This option computes the volume of a stockpile given a boundary string around the base of the stockpile.
The boundary string can in fact be any closed string, it does not need to be actually entered as a
BOUNDARY string. Note: the program has a restriction and will only allow one Boundary string to be entered.
The program will first form the lower surface model using the points on the boundary string of the stockpile.
It will then form the upper surface model using all the points inside the boundary string and
compute the volume of each triangular prism formed.

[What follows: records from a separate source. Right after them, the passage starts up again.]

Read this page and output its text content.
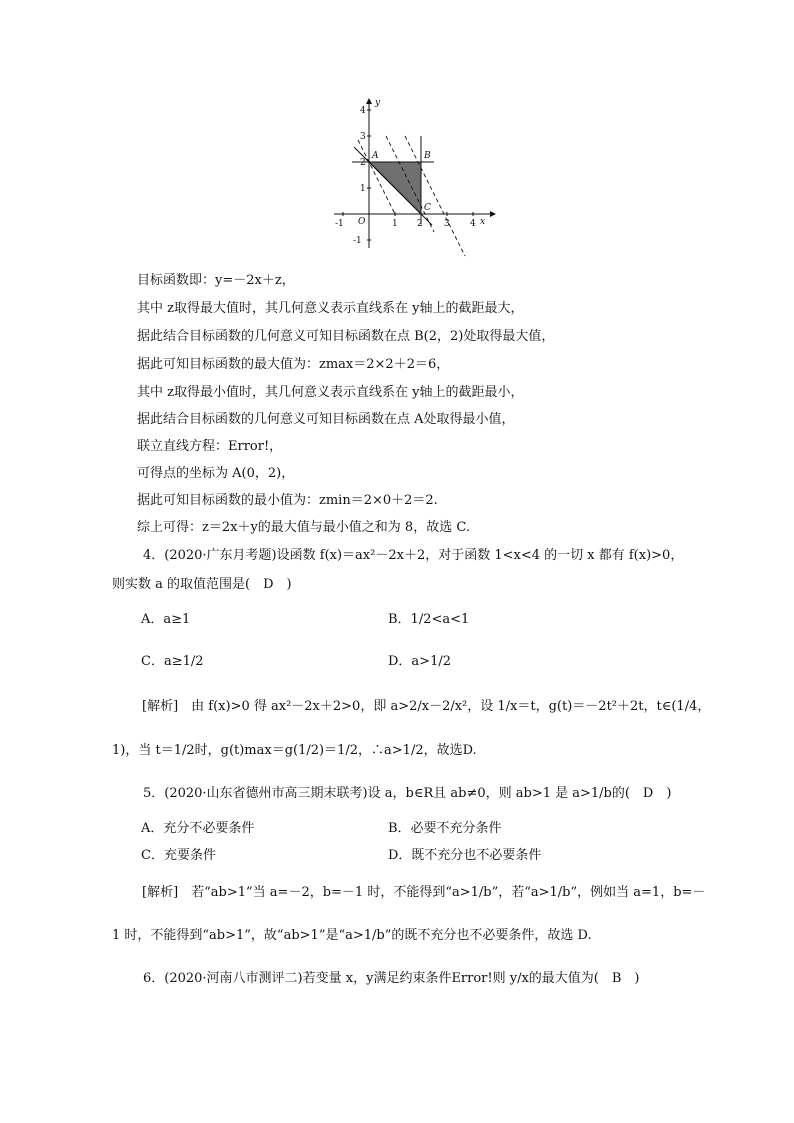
x
y
O
-1	1 2 3 4
-1
1
2
3
4
A	B
C
目标函数即：y=－2x＋z，
其中 z取得最大值时，其几何意义表示直线系在 y轴上的截距最大，
据此结合目标函数的几何意义可知目标函数在点 B(2，2)处取得最大值，
据此可知目标函数的最大值为：zmax＝2×2＋2＝6，
其中 z取得最小值时，其几何意义表示直线系在 y轴上的截距最小，
据此结合目标函数的几何意义可知目标函数在点 A处取得最小值，
联立直线方程：Error!，
可得点的坐标为 A(0，2)，
据此可知目标函数的最小值为：zmin＝2×0＋2＝2.
综上可得：z＝2x＋y的最大值与最小值之和为 8，故选 C.
4．(2020·广东月考题)设函数 f(x)＝ax²－2x＋2，对于函数 1<x<4 的一切 x 都有 f(x)>0，
则实数 a 的取值范围是(　D　)
A．a≥1	B．1/2<a<1
C．a≥1/2	D．a>1/2
[解析]　由 f(x)>0 得 ax²－2x＋2>0，即 a>2/x－2/x²，设 1/x＝t，g(t)＝－2t²＋2t，t∈(1/4，
1)，当 t＝1/2时，g(t)max＝g(1/2)＝1/2，∴a>1/2，故选D.
5．(2020·山东省德州市高三期末联考)设 a，b∈R且 ab≠0，则 ab>1 是 a>1/b的(　D　)
A．充分不必要条件	B．必要不充分条件
C．充要条件	D．既不充分也不必要条件
[解析]　若“ab>1”当 a=－2，b=－1 时，不能得到“a>1/b”，若“a>1/b”，例如当 a=1，b=－
1 时，不能得到“ab>1”，故“ab>1”是“a>1/b”的既不充分也不必要条件，故选 D.
6．(2020·河南八市测评二)若变量 x，y满足约束条件Error!则 y/x的最大值为(　B　)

The results will be displayed on the screen and optionally written to the listing file.
Points to Note
- The base, or ‘underside’of the stockpile is assumed to be flat. i.e. Prior to building the
stockpile, the natural surface is assumed to be flat from one side to another. This is
important! Consider the overall size of your stockpile base and inspect 0.1m contours
within to asses the validity of the base and whether this Stockpile Volume method is
- Stockpile volume reports do not provide cut/fill quantities. If cut/fill is required, then a
volume between surfaces should be calculated;
- The reported volume is a basic nett value;
- You should have a single, closed string that defines the base of the stockpile;
- The stockpile base string can be of any type or code, or on any layer. e.g. ‘Boundary’,
Discon, Traverse, BB, BTL, LL… provided the triangulation is correct;
- The stockpile can exist in amongst surrounding survey data so it does not need to be in
an isolated acs file.
How it Works
- Ensure stockpile bases have a single closed string.
- Inspect data, triangulate model, contour at 0.1m and resolve any errors.
- Review triangles and ensure there are no ‘holes’ (shade triangles).
- Topo>>Stockpile Volume. Click on stockpile base string.
- Choose listing file (*.LST) – this is advisable, though not mandatory.
- Click “compute”.
- Refer to *.LST file or copy/paste report into email or acs file as necessary.
- Verify volume report using a common-sense approach such as calculating surface area x
average height and via an alternative method such as ‘between surfaces.’
- User nominates stokpile 'boundary' string
- It Forms triangles for bottom surface only using points on the 'boundary' string
- Project points inside 'boundary' on the stockpile onto bottom surface and compute bottom RL
- Form triangles using all stockpile points
- Calculate the volume between stockpile and bottom surface using the triangular prisms.
- Display the results: Cut, fill volume & surface areas.
- Discard triangles, discard all interpolated points from job, discard bottom suraface.